Figure 4. The Cxcl1-Cxcr2 axis might be important in the tumor-stromal interaction in the PDAC tumor microenvironment.

(A) Immunohistochemistry of Cxcl1 and Cxcr2 in Kras+Tgfbr2^KO PDAC, Kras mPanIN, and normal pancreas tissue. PDAC tissue showed more abundant expression of Cxcl1 and Cxcr2. Cxcl1 was expressed mainly in the epithelial cells. Cxcr2 was also positive in the epithelial cells, and the staining was relatively prominent at the invasive front of PDAC, both in the epithelium and stroma.
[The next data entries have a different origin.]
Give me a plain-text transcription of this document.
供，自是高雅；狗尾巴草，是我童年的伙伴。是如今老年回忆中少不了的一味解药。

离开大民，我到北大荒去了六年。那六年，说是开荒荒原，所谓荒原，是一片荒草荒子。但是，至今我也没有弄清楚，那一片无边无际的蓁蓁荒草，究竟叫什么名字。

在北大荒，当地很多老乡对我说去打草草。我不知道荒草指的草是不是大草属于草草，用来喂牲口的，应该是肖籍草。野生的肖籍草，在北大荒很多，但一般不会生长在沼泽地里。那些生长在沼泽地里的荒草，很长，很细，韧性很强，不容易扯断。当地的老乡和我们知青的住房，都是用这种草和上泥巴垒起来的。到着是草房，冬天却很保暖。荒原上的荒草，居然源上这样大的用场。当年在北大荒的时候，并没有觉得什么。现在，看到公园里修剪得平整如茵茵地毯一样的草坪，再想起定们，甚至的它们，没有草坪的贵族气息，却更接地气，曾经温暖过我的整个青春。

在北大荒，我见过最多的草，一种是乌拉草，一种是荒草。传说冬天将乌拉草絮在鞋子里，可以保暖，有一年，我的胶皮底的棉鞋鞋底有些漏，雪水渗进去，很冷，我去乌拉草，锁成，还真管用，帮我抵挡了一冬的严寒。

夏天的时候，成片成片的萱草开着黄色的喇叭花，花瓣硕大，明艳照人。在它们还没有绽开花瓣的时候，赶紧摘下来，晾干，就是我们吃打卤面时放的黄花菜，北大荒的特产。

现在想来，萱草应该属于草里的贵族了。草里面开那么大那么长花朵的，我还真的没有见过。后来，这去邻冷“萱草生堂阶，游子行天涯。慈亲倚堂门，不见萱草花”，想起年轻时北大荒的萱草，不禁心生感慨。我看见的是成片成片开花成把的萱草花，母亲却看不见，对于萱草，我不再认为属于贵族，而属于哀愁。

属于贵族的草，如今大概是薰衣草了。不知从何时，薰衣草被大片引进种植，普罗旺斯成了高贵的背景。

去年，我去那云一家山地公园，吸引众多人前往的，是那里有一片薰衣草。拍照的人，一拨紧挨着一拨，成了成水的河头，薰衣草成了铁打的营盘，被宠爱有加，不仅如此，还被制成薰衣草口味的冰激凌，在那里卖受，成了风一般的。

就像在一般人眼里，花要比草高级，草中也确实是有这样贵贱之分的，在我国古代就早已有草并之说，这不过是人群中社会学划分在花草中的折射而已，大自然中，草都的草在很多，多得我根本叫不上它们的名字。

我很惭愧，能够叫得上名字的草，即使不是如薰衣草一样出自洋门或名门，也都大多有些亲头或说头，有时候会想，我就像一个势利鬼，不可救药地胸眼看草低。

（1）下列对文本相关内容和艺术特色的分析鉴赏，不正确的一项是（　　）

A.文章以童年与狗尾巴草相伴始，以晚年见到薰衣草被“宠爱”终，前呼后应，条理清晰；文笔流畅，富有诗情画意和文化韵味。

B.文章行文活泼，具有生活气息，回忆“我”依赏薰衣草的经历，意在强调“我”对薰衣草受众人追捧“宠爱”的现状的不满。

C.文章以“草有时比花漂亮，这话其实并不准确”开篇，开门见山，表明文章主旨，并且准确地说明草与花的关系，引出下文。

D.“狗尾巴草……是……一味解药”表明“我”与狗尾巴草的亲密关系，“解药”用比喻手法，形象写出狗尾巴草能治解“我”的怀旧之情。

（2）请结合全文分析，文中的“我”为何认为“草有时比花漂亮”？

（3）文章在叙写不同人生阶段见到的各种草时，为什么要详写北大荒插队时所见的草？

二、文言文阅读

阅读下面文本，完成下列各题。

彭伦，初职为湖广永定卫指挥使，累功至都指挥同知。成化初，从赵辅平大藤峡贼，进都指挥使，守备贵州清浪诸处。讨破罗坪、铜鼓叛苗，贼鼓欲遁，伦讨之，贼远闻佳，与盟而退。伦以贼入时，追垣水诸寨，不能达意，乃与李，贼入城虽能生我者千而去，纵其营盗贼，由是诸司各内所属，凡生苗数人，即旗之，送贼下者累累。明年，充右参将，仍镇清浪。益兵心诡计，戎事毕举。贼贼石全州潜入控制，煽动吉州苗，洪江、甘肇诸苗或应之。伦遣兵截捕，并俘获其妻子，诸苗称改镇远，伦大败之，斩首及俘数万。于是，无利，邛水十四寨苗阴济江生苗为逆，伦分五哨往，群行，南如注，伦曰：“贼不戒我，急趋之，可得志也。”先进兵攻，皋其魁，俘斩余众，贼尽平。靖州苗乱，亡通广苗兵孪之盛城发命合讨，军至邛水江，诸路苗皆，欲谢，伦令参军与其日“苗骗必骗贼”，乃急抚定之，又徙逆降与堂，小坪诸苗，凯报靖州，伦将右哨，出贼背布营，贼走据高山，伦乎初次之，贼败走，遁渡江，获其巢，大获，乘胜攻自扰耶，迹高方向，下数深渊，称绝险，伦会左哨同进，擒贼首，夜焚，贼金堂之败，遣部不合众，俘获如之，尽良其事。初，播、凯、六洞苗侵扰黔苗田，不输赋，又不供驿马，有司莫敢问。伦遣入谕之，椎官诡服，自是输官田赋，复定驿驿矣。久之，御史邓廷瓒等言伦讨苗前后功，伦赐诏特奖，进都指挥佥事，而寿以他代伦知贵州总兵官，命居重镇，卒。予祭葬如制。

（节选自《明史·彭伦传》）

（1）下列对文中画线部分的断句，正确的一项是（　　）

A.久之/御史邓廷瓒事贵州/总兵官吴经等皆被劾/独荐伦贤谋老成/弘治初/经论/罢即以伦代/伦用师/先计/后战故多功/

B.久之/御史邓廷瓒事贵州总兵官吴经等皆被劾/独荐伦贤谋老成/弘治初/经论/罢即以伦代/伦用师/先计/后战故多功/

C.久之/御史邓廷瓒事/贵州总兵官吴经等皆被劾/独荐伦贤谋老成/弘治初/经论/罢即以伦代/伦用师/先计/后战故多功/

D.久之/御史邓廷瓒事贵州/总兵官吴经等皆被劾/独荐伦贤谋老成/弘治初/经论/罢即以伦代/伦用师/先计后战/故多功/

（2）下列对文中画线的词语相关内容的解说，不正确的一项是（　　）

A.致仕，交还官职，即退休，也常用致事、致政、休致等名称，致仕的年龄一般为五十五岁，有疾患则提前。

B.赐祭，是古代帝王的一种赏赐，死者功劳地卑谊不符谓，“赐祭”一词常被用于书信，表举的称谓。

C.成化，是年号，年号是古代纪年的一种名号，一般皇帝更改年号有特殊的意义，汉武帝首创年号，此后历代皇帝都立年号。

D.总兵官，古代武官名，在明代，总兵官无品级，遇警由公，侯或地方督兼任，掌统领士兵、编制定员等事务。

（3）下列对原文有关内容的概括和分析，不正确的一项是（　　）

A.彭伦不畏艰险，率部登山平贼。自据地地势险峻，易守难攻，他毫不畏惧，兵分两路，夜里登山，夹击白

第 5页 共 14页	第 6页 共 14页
Scale bar: 125 μm. (B) Cxcr2 inhibition did not change proliferation of the Kras+Tgfbr2^KO PDAC cells. Cell proliferation assay of the Kras+Tgfbr2^KO PDAC cells (K375, K399) with 0–1 μM SB225002, a CXCR2 inhibitor, demonstrated no inhibition with any concentration of SB225002. (C) Representative photomicrographs of Ptf1a^cre/+;LSL-KrasG12D/+ fibroblasts (K643f, K715f) and Kras+Tgfbr2^KO PDAC cells (K375). Scale bar: 125 μm. (D) Western blotting showed that Ptf1a^cre/+;LSL-KrasG12D/+ fibroblasts (fibro) expressed fibroblast antigens (S100a4, Ng2), while the Kras+Tgfbr2^KO PDAC cells (K399) did not. Tubulin was used as a loading control. Genomic DNA PCR showed Kras allele recombination (top band) in Kras+Tgfbr2^KO PDAC cells but not in Ptf1a^cre/+;LSL-KrasG12D/+ fibroblasts. (E) QRT-PCR showed much higher Cxcr2 mRNA expression in fibroblasts compared with epithelial cells in the pancreas. Data from Cxcr2 expression in Kras+Tgfbr2^KO PDAC cells were set as 1, and relative quantity is shown. *P < 0.05; ***P < 0.001.